Suara.com - Tim penyelamat di Filipina menghadapi tantangan besar ketika berusaha menjangkau warga yang terjebak di atap rumah mereka akibat banjir hebat yang dipicu oleh Topan Trami. Bencana ini telah merenggut nyawa setidaknya 40 orang dan membuat puluhan ribu lainnya mengungsi setelah curah hujan ekstrem yang setara dengan dua bulan rata-rata hujan hanya dalam dua hari.
"Masih banyak warga yang terjebak di atap rumah dan meminta bantuan," ungkap Andre Dizon, Direktur Polisi di daerah Bicol yang paling terdampak.
Meskipun hujan telah berhenti, dia berharap air banjir akan segera surut hari ini. Namun, dia mengakui bahwa kekurangan perahu karet menjadi tantangan terbesar dalam operasi penyelamatan.
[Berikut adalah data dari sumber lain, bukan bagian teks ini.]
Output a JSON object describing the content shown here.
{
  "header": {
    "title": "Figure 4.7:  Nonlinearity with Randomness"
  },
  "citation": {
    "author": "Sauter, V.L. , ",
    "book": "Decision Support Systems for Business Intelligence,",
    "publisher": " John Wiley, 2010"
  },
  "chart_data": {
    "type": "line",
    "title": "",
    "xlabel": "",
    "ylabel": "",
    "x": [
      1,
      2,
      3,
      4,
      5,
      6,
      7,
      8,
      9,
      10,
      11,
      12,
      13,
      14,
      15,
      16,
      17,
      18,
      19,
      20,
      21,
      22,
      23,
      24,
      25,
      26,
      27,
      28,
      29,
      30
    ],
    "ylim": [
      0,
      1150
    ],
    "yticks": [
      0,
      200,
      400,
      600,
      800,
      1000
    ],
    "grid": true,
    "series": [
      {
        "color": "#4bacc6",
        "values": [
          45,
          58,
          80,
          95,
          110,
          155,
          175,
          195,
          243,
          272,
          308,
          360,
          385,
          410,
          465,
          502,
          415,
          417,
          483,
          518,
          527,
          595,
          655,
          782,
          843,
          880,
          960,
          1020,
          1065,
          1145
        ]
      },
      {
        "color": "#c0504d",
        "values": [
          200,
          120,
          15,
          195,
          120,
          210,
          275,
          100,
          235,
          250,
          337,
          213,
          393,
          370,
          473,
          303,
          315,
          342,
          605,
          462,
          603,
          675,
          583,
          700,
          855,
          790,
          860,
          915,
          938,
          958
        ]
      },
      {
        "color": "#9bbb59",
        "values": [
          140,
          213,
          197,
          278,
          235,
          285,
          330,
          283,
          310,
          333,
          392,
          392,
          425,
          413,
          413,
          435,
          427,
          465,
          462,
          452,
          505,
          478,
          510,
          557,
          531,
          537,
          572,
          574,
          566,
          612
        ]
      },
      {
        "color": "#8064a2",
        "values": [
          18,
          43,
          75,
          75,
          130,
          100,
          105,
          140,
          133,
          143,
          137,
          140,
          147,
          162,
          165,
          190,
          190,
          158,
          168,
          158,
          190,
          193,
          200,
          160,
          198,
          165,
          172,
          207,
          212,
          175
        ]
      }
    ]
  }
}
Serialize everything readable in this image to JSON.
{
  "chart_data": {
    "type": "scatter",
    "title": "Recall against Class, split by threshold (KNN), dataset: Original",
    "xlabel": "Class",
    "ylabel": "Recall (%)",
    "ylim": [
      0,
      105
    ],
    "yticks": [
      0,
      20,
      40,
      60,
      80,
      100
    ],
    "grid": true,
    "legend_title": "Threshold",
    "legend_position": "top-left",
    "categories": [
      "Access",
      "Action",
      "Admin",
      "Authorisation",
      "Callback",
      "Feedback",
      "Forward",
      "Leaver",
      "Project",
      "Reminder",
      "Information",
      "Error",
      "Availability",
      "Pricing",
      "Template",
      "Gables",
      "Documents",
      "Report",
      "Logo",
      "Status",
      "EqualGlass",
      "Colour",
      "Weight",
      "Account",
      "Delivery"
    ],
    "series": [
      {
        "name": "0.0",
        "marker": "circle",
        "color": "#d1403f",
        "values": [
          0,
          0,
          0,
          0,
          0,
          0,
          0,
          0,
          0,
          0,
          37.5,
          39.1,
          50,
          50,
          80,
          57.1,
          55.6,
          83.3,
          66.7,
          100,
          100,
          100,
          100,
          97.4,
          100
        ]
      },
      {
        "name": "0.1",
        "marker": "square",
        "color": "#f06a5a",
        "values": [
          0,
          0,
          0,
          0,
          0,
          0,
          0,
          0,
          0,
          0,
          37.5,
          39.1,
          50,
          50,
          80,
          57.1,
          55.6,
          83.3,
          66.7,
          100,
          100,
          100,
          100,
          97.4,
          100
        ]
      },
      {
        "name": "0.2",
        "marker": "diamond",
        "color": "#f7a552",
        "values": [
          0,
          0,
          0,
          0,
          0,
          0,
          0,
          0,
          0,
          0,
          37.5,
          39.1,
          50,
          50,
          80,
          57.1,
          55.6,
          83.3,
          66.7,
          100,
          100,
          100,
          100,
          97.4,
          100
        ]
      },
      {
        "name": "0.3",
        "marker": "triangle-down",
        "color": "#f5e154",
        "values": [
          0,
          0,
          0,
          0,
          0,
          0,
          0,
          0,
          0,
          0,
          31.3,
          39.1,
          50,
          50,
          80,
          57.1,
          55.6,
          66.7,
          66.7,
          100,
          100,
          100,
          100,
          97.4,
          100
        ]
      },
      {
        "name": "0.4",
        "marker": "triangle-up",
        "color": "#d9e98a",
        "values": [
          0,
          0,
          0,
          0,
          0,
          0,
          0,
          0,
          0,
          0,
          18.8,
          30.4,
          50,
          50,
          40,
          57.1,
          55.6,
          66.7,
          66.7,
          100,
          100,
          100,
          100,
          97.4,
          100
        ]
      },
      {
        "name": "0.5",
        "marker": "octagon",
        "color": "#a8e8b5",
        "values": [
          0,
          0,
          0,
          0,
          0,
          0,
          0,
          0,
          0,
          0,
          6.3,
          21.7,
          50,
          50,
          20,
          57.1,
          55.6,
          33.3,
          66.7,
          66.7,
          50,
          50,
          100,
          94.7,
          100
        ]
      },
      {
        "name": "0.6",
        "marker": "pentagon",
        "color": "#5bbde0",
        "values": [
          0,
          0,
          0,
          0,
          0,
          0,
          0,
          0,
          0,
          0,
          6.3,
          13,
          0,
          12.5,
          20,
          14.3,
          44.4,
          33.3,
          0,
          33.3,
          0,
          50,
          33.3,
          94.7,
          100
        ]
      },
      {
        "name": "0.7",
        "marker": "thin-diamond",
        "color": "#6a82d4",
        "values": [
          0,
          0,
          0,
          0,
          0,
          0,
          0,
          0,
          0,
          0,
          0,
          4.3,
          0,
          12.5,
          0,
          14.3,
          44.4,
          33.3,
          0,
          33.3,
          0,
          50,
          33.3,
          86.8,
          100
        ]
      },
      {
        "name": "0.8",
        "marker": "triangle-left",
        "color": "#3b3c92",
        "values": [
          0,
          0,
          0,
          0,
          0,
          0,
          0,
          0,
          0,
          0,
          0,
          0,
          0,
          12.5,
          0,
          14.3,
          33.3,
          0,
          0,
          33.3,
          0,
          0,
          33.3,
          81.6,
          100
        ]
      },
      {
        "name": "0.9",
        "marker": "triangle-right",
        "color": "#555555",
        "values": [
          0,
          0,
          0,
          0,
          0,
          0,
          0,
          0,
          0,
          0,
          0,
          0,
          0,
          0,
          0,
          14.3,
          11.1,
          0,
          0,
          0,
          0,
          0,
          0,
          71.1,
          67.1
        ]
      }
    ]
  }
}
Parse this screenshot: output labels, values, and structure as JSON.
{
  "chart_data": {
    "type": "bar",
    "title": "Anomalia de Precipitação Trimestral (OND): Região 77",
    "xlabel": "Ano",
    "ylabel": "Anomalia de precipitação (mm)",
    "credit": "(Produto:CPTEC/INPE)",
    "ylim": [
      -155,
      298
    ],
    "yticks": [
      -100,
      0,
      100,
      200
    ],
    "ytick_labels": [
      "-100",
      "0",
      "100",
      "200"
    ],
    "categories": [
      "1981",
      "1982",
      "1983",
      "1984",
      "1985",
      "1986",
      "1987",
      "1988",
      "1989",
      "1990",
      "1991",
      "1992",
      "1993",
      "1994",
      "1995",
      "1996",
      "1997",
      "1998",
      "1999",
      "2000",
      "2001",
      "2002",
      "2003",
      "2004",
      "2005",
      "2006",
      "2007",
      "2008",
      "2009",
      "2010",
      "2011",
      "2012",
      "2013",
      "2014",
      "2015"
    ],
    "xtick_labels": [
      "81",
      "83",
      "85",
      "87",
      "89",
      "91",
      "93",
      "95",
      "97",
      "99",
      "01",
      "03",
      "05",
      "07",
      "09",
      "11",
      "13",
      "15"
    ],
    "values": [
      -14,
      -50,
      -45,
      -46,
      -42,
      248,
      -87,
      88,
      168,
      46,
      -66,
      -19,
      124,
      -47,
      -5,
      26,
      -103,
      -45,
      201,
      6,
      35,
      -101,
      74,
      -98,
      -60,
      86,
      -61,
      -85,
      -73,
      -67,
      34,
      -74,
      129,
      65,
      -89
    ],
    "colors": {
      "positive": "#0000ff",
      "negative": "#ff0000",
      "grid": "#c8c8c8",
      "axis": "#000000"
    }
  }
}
Saat Topan Trami bergerak menjauh ke laut Cina Selatan, laporan baru tentang korban jiwa terus bermunculan. Di provinsi Batangas, enam jenazah tidak teridentifikasi ditemukan di desa Sampaloc, sementara lima lainnya tewas dalam banjir kilat di desa pesisir Subic Ilaya.
"Wilayah ini mengalami banjir kilat kemarin. Tim kami masih berada di lokasi untuk memeriksa kemungkinan adanya korban lain," kata Sersan Polisi Nelson Cabuso.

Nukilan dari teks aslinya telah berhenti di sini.